Dove finisce la libertà di espressione? È lecito oltraggiare una cultura o una religione diversa? A queste domande cercano di rispondere in queste ore gli esperti giuridici dei governi di Svezia e Danimarca.
Nelle ultime settimane le capitali dei due paesi nordici sono state il teatro di una serie di dimostrazioni politiche culminate nel rogo del Corano. Solo ieri due dimostranti hanno bruciato il libro sacro all'islam davanti alla sede del Riksdag, il Parlamento svedese a Stoccolma. Prima di darlo alle fiamme i due uomini hanno calpestato e sbattuto il Corano. Nei giorni precedenti analoghi gesti dissacratori erano stati organizzati davanti all'ambasciata irachena, davanti a una moschea e davanti all'ambasciata turca sempre nella capitale svedese.
Vuoi perché c'era da dimostrare contro la Turchia che chiedeva un giro di vite contro i curdi come condizione per permettere alla Svezia di entrare nella Nato, vuoi perché il nazionalista xenofobo di turno intendeva sconcertare gli immigrati islamici, vuoi perché il rifugiato in fuga da una teocrazia mediorientale voleva levare la propria voce contro i mullah, dare alle fiamme al Corano è diventata la regola nel regno di Carlo XVI Gustavo. Per protesta, a metà luglio un immigrato siriano, Ahmad Alloush, aveva chiesto alle autorità il permesso di bruciare la Torah permesso subito accordato ma poi il 32enne ha rinunciato spiegando che voleva solo attirare l'attenzione su un problema.
Un problema che esiste e che imbarazza i governi. I governi di Svezia e Danimarca cercano di correre ai ripari cercando appigli legali per fermare le manifestazioni, ma trovano lo sbarramento dei partiti di sinistra. Il ministero degli Esteri della Danimarca ha spiegato che il governo sta valutando di intervenire in alcune proteste in cui «vengono insultati altri Paesi, culture e religioni». La nazione nordica tiene alla sua reputazione di società pacifica e tollerante mentre a causa delle ultime proteste è vista come un paese che «si presta all'insulto e alla denigrazione delle culture». Con i suoi 56 membri distribuiti su quattro continenti, l'Organizzazione della cooperazione islamica (Oci) ha convocato una riunione di emergenza per discutere dei recenti roghi del Corano in Svezia e Danimarca. Fra i membri dell'Oci, la convocazione e la ramanzina all'ambasciatore svedese o danese di turno è diventata la regola. Cambiare le regole non è però cosa facile: nel regno di Margherita II la legislazione che regolava la blasfemia è stata abolita nel 2017 e reintrodurla appare problematico. Stesso problema più a nord: ieri il ministro della Giustizia svedese Gunnar Strömmer ha scritto al rabbino Menachem Margolin della European Jewish Association assicurandogli che Stoccolma «sta conducendo un processo di analisi della situazione legale alla luce della recente profanazione dei libri sacri che non riflette in alcun modo le opinioni del governo»: E ancora: «Il fatto che un atto sia legale non significa che sia appropriato». Segnare una riga rossa per distinguere la libertà di parole dall'incitamento all'odio non sarà facile.

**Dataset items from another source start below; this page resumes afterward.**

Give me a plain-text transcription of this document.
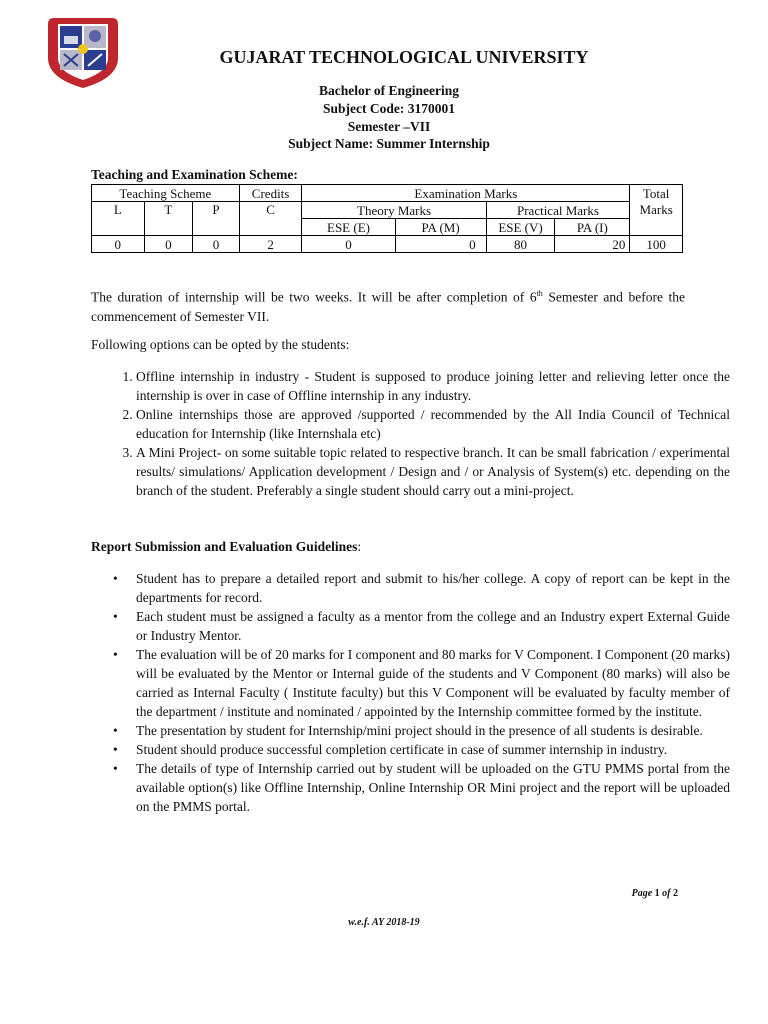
GUJARAT TECHNOLOGICAL UNIVERSITY
Bachelor of Engineering
Subject Code: 3170001
Semester –VII
Subject Name: Summer Internship
Teaching and Examination Scheme:
Teaching Scheme			Credits	Examination Marks				Total
L	T	P	C	Theory Marks		Practical Marks		Marks
				ESE (E)	PA (M)	ESE (V)	PA (I)	
0	0	0	2	0	0	80	20	100
The duration of internship will be two weeks. It will be after completion of 6th Semester and before the commencement of Semester VII.
Following options can be opted by the students:
1. Offline internship in industry - Student is supposed to produce joining letter and relieving letter once the internship is over in case of Offline internship in any industry.
2. Online internships those are approved /supported / recommended by the All India Council of Technical education for Internship (like Internshala etc)
3. A Mini Project- on some suitable topic related to respective branch. It can be small fabrication / experimental results/ simulations/ Application development / Design and / or Analysis of System(s) etc. depending on the branch of the student. Preferably a single student should carry out a mini-project.
Report Submission and Evaluation Guidelines:
• Student has to prepare a detailed report and submit to his/her college. A copy of report can be kept in the departments for record.
• Each student must be assigned a faculty as a mentor from the college and an Industry expert External Guide or Industry Mentor.
• The evaluation will be of 20 marks for I component and 80 marks for V Component. I Component (20 marks) will be evaluated by the Mentor or Internal guide of the students and V Component (80 marks) will also be carried as Internal Faculty ( Institute faculty) but this V Component will be evaluated by faculty member of the department / institute and nominated / appointed by the Internship committee formed by the institute.
• The presentation by student for Internship/mini project should in the presence of all students is desirable.
• Student should produce successful completion certificate in case of summer internship in industry.
• The details of type of Internship carried out by student will be uploaded on the GTU PMMS portal from the available option(s) like Offline Internship, Online Internship OR Mini project and the report will be uploaded on the PMMS portal.
Page 1 of 2
w.e.f. AY 2018-19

Ieri il primo ministro svedese, Ulf Kristersson, alla testa di una coalizione fra i suoi moderati, i
cristiano democratici e i liberali con l'appoggio dei sovranisti xenofobi dei Democratici Svedesi, ha reso noto che il suo ufficio resta collegato con quello della premier danese Mette Frederiksen, leader socialdemocratica.